一夜無事,李攸安睜開眼睛,天已經大亮,伸了一個懶腰,坐了起來,剛要去穿鞋,雙腳腳底一陣生疼,彎腰一看,腳底已經滲出了血跡。
忍著疼痛脫掉襪子,原來是昨天走了一天的山路,腳底已經滿是血泡,自己之前一直緊繃著神經,這時放松下來後,才覺察到腳底的疼痛。
“篤篤”,門口響起敲門聲,李攸安忍痛走過去打開房門。只見一個俏生生的婢女站在門口,說道:“公子醒了?公子是先洗漱還是先用膳?”
李攸安對這好像古代的習俗並不熟悉,隨口問道:“小姐姐你好,我該怎麽洗漱?”
婢女掩嘴一笑,“公子叫我小青就好了,如果公子要洗漱,小青就去給公子端水來,”邊說邊皺了一下小巧的鼻子,看了一眼李攸安,接著說:“公子如果要洗澡,小青就去將澡盆拿過來。”
李攸安舉起自己衣袖聞了聞,是有一股汗餿味,頓時臉頰有些發燙,故作鎮靜回道:“那就先洗澡吧。
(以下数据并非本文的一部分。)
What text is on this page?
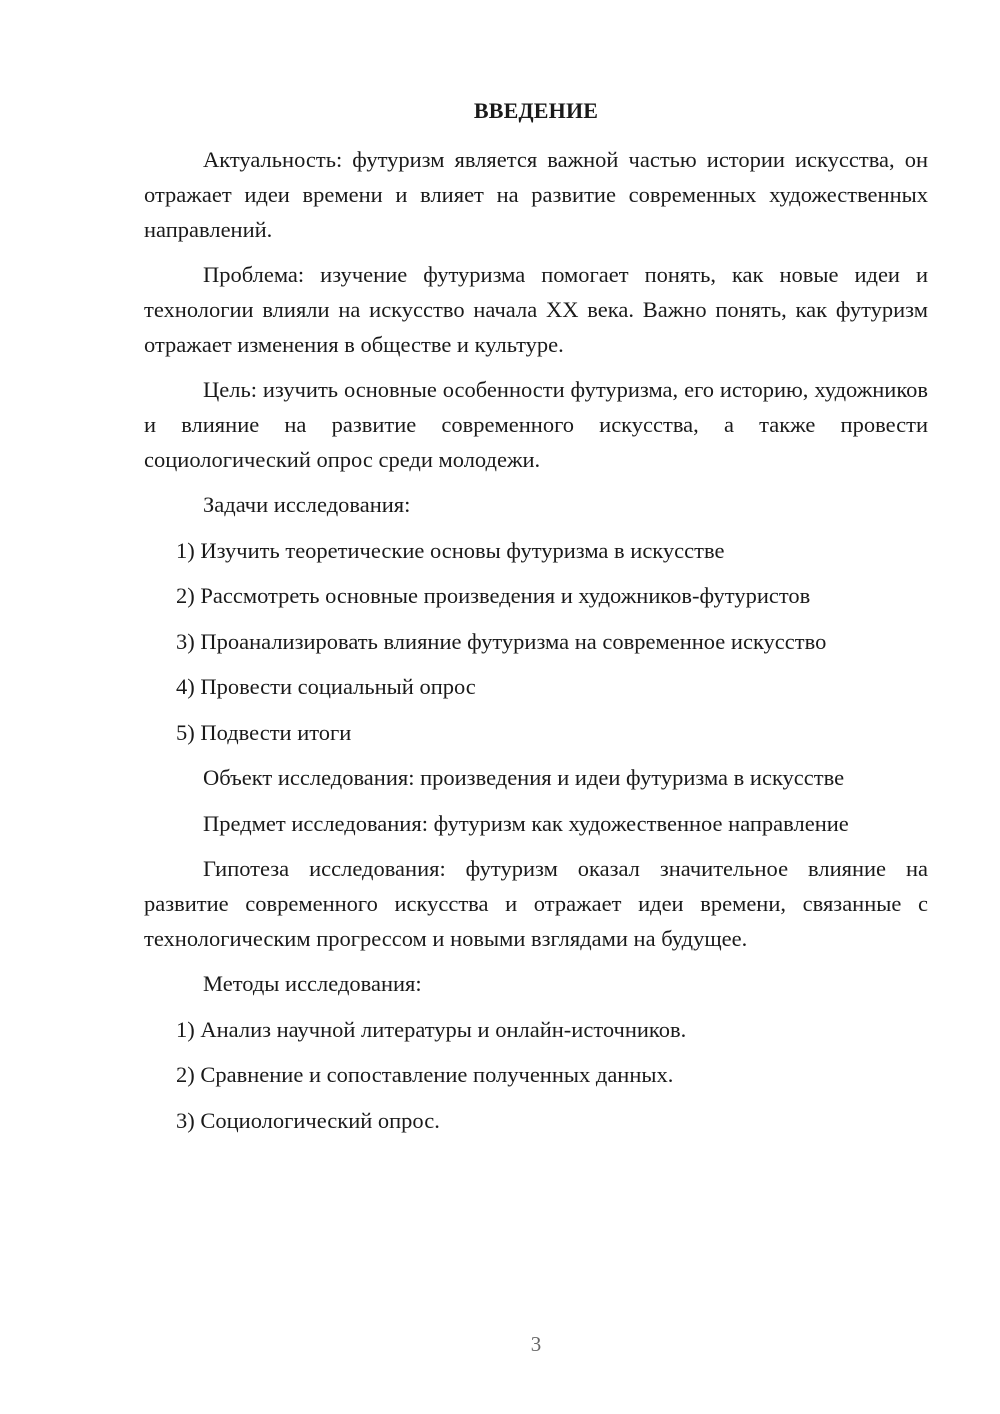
ВВЕДЕНИЕ

Актуальность: футуризм является важной частью истории искусства, он отражает идеи времени и влияет на развитие современных художественных направлений.

Проблема: изучение футуризма помогает понять, как новые идеи и технологии влияли на искусство начала XX века. Важно понять, как футуризм отражает изменения в обществе и культуре.

Цель: изучить основные особенности футуризма, его историю, художников и влияние на развитие современного искусства, а также провести социологический опрос среди молодежи.

Задачи исследования:
1) Изучить теоретические основы футуризма в искусстве
2) Рассмотреть основные произведения и художников-футуристов
3) Проанализировать влияние футуризма на современное искусство
4) Провести социальный опрос
5) Подвести итоги
Объект исследования: произведения и идеи футуризма в искусстве
Предмет исследования: футуризм как художественное направление

Гипотеза исследования: футуризм оказал значительное влияние на развитие современного искусства и отражает идеи времени, связанные с технологическим прогрессом и новыми взглядами на будущее.

Методы исследования:
1) Анализ научной литературы и онлайн-источников.
2) Сравнение и сопоставление полученных данных.
3) Социологический опрос.
3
”
“好咧,公子稍候”,小青轉身去了。
李攸安坐在客廳中,不一會,小青和另外一個婢女一起,就將洗澡水準備好,還帶來了換洗的衣服,然後兩人站在盆邊,四隻眼睛瞪著李攸安,說道:“公子請脫衣入浴”。
李攸安滿臉驚愕,“當著你們的面?”
“是啊,小青二人服侍公子沐浴”,小青也一臉驚奇。
“咳咳……,這樣,你們先出去,我自己洗就好了”,李攸安明白了她們的意思後連忙拒絕。
兩個婢女互相看了一眼,從其臉上的神情可以看出,對李攸安的要求都頗為驚奇,但嘴上還是答應道:“那小婢二人就在門口等候,公子可隨時招呼我們”,說完後,行了一禮便往門口退去。
“等下”,李攸安喊了一聲。
兩人聽聞後掩嘴一笑,心說公子這是改變主意了,卻聽李攸安說道:“請問府上有沒有創傷藥之類的東西?”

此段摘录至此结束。